2008: Josh Whitesell
I kinda thought we were the ones who had drafted Whitesell, but turns out he was actually a Nationals' pick, whom we picked up off waivers in March 2008. He got his call-up in September, after hitting .328 with 26 homers for Tucson, and was a back-up from May through August the following year, after Tony Clark hit the DL. But he never really seemed to stick, hitting below the Uecker Line. Played in the Nationals minor-league system for a bit: is currently in Japan with Chiba Lotte.
I almost included Kevin Mulvey, who made his NL debut in September that year, but turns out he had already played that season, for the Minnesota Twins. Remember Jon Rauch? Mulvey was the PTBNL when we sent him to Minnesota in August 2009. This trade was immediately a win for us, simply on the basis of Mulvey not being Jon Rauch.
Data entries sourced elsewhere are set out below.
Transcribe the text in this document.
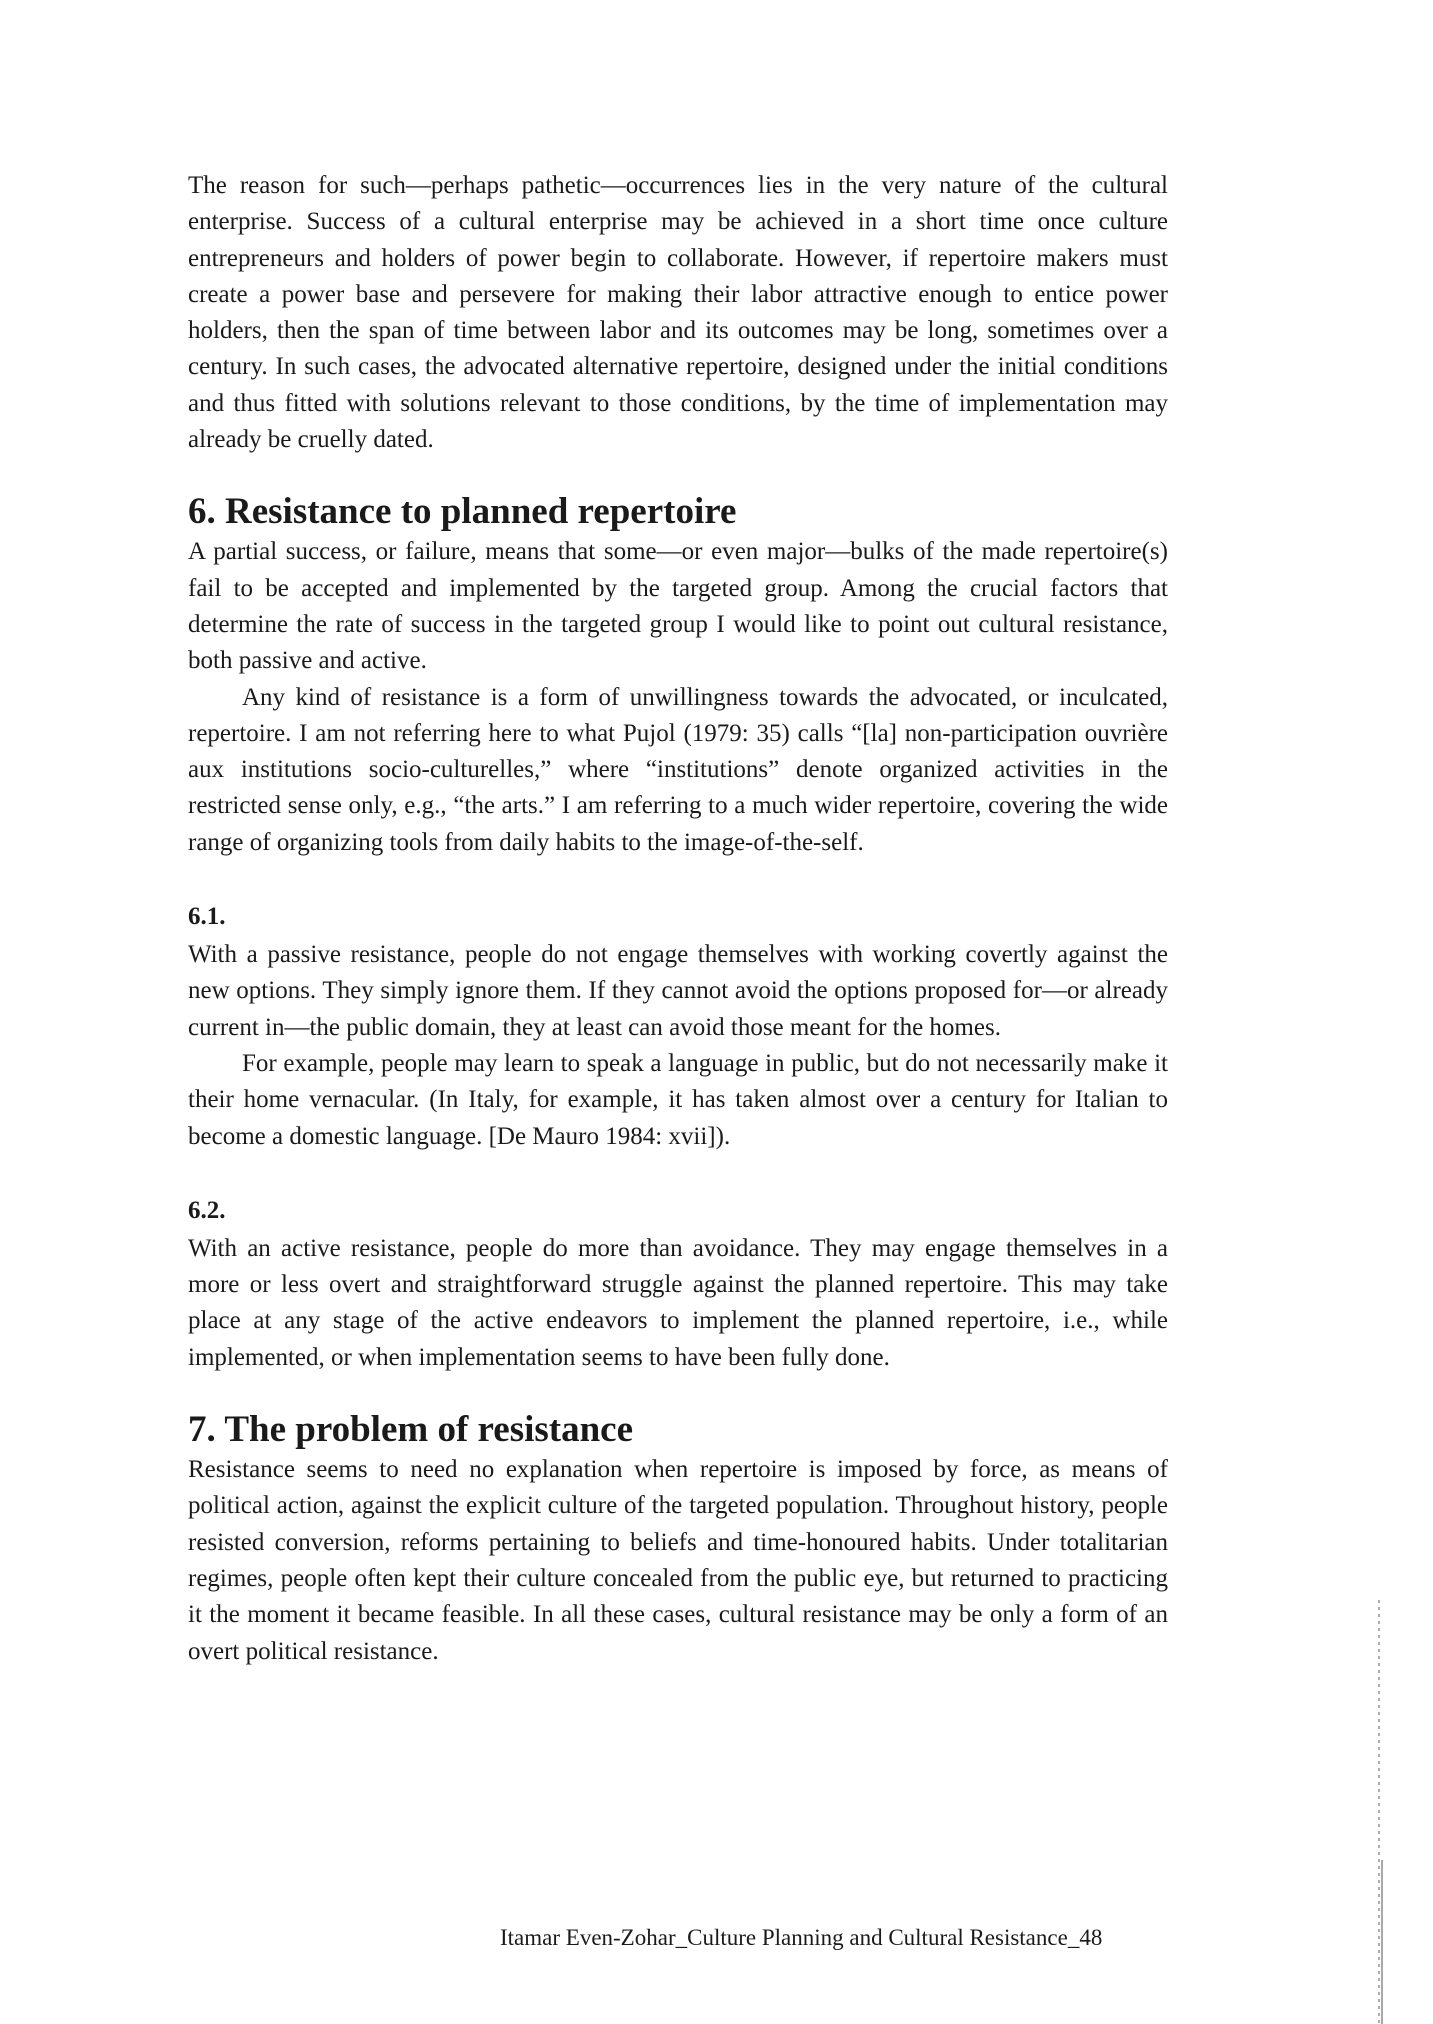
The reason for such—perhaps pathetic—occurrences lies in the very nature of the cultural enterprise. Success of a cultural enterprise may be achieved in a short time once culture entrepreneurs and holders of power begin to collaborate. However, if repertoire makers must create a power base and persevere for making their labor attractive enough to entice power holders, then the span of time between labor and its outcomes may be long, sometimes over a century. In such cases, the advocated alternative repertoire, designed under the initial conditions and thus fitted with solutions relevant to those conditions, by the time of implementation may already be cruelly dated.

6. Resistance to planned repertoire

A partial success, or failure, means that some—or even major—bulks of the made repertoire(s) fail to be accepted and implemented by the targeted group. Among the crucial factors that determine the rate of success in the targeted group I would like to point out cultural resistance, both passive and active.

Any kind of resistance is a form of unwillingness towards the advocated, or inculcated, repertoire. I am not referring here to what Pujol (1979: 35) calls “[la] non-participation ouvrière aux institutions socio-culturelles,” where “institutions” denote organized activities in the restricted sense only, e.g., “the arts.” I am referring to a much wider repertoire, covering the wide range of organizing tools from daily habits to the image-of-the-self.

6.1.

With a passive resistance, people do not engage themselves with working covertly against the new options. They simply ignore them. If they cannot avoid the options proposed for—or already current in—the public domain, they at least can avoid those meant for the homes.

For example, people may learn to speak a language in public, but do not necessarily make it their home vernacular. (In Italy, for example, it has taken almost over a century for Italian to become a domestic language. [De Mauro 1984: xvii]).

6.2.

With an active resistance, people do more than avoidance. They may engage themselves in a more or less overt and straightforward struggle against the planned repertoire. This may take place at any stage of the active endeavors to implement the planned repertoire, i.e., while implemented, or when implementation seems to have been fully done.

7. The problem of resistance

Resistance seems to need no explanation when repertoire is imposed by force, as means of political action, against the explicit culture of the targeted population. Throughout history, people resisted conversion, reforms pertaining to beliefs and time-honoured habits. Under totalitarian regimes, people often kept their culture concealed from the public eye, but returned to practicing it the moment it became feasible. In all these cases, cultural resistance may be only a form of an overt political resistance.

Itamar Even-Zohar_Culture Planning and Cultural Resistance_48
2010: Zach Kroenke and Konrad Schmidt
Must have been short of K's this September. Kroenke got the gift of a relief appearance in Coors for his debut, and allowed six hits in 1.1 innings of work. Schmidt occupied the third catcher spot, behind Montero and John Hester, who took over as backup after Chris Snyder was traded. Schmidt would reappear two years later, playing in another four games, and is now with the Reds minor-league organization, probably awaiting the call-up for another four games in September 2014.
2011: Jarrod Parker
Ah, Kevin Towers - you're just such a tease.... You show us just a hint of Parker, only to send him off to Oakland, never to be heard from again [well, you know what I mean]. Certainly, his debut was memorable, though like Montero's, more for other reasons. This went into extras, Micah Owings allowed five in the tenth, only for Arizona to get six two-run in the bottom half, capped off by Ryan Roberts' walk-off grand-slam, the second such in team history [the first was by Damian Miller, off Orel Hershiser in 2000]. Yeah, if you're only going to appear in one D-backs game, that wasn't a bad one to pick...
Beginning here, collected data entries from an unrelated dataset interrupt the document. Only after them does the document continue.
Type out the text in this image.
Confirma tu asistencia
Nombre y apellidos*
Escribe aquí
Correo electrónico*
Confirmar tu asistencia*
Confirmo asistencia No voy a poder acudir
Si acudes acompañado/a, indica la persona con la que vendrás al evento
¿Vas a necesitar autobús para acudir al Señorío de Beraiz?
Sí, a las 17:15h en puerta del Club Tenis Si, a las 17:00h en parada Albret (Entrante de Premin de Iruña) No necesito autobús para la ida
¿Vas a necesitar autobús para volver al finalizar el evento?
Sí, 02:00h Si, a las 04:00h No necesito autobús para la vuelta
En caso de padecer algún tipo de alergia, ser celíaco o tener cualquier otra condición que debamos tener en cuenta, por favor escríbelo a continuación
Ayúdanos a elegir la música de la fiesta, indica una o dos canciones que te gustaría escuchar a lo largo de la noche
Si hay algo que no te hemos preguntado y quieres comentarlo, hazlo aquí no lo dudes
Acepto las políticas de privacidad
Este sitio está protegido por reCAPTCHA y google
2012: Adam Eaton and Tyler Graham
Eaton needs little introduction, but Graham gets my vote for the "Who's he?" of the 2012 Diamondbacks, as the player you're most likely to forget was part of the roster. He was basically Tony Campana v0.1: 60 SB in the minors the years before, and his ten games for the D-backs last season resulted in two (count 'em!) trips to the plate. The odd thing is, he only attempted one stolen-base in his time here, and was caught. This season, Graham has been particularly nomadic, appearing for York of the Atlantic League (wonder if he saw Josh Kroeger?), Fargo-Moorhead and Winnipeg of the American Association, and also Veracruz in Mexico.
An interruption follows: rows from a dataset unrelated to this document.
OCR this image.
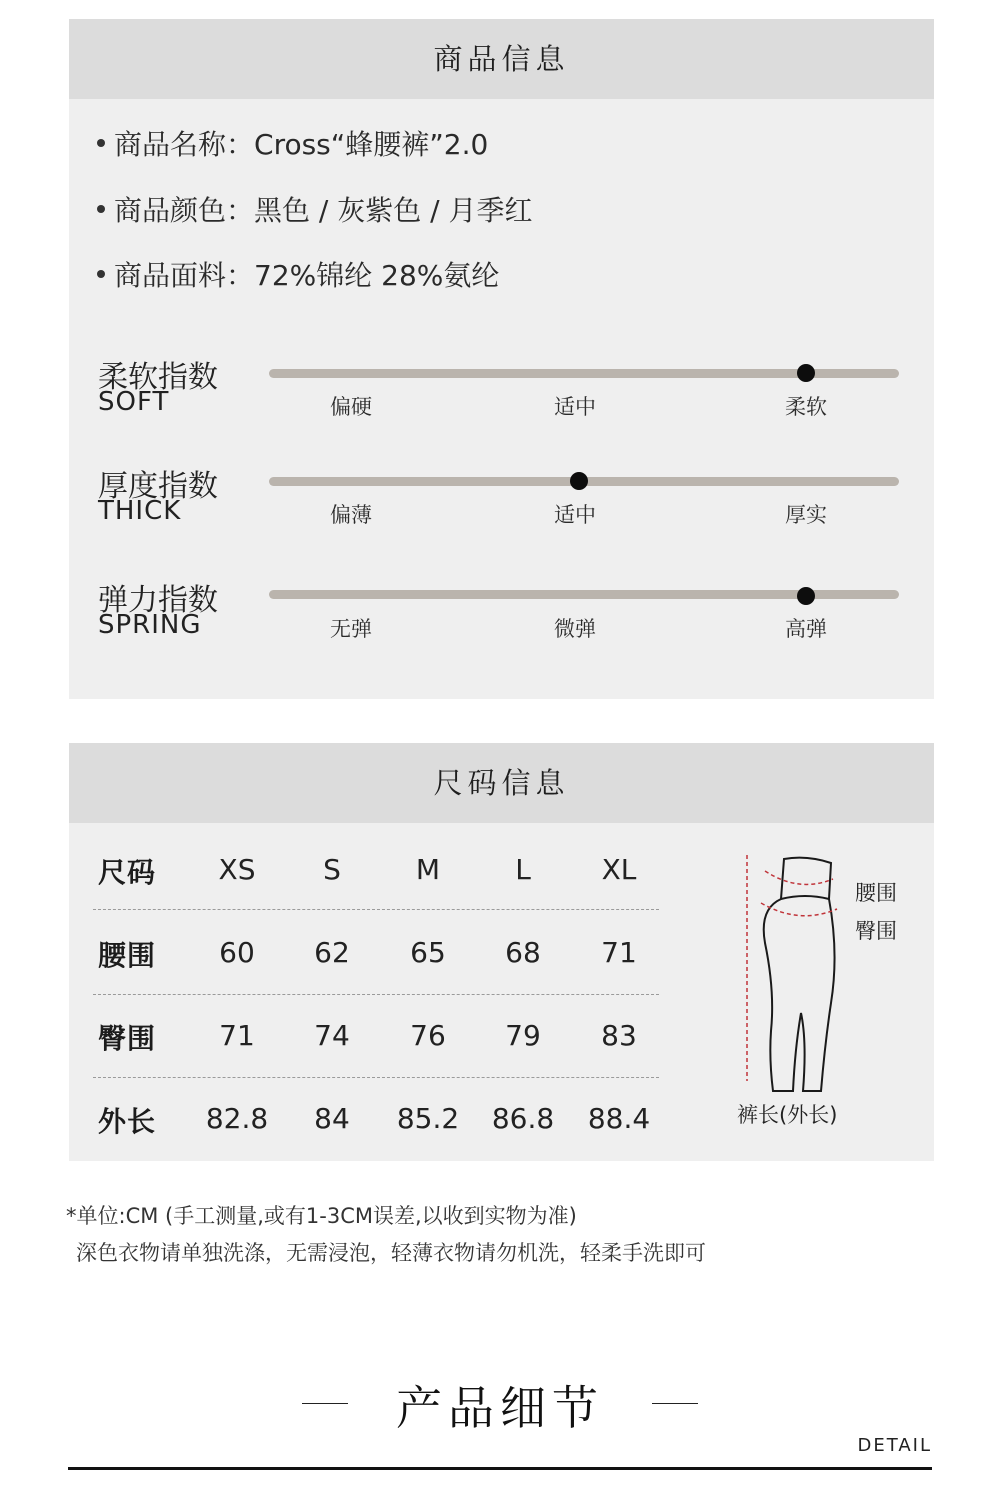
商品信息
商品名称：Cross“蜂腰裤”2.0
商品颜色：黑色 / 灰紫色 / 月季红
商品面料：72%锦纶 28%氨纶
柔软指数
SOFT	偏硬	适中	柔软
厚度指数
THICK	偏薄	适中	厚实
弹力指数
SPRING	无弹	微弹	高弹
尺码信息
尺码	XS	S	M	L	XL
腰围	60	62	65	68	71
臀围	71	74	76	79	83
外长	82.8	84	85.2	86.8	88.4
腰围
臀围
裤长(外长)
*单位:CM (手工测量,或有1-3CM误差,以收到实物为准)
深色衣物请单独洗涤，无需浸泡，轻薄衣物请勿机洗，轻柔手洗即可
产品细节
DETAIL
I guess what the above tells us is that players called up in September tend not to amount to much. That's a total of 21 in team history, the majority of whom have had major-league careers barely above replacement-level. There is some logic to this: if they were "good enough" for the majors, why weren't they called up earlier? It's unlikely they improved a lot on September 1. Of course, there are occasionally legitimate reasons i.e. not starting the service time clock, as with Parker. But generally, cruel though it may be to say so, these seem more like the last cars left in the showroom than this year's models.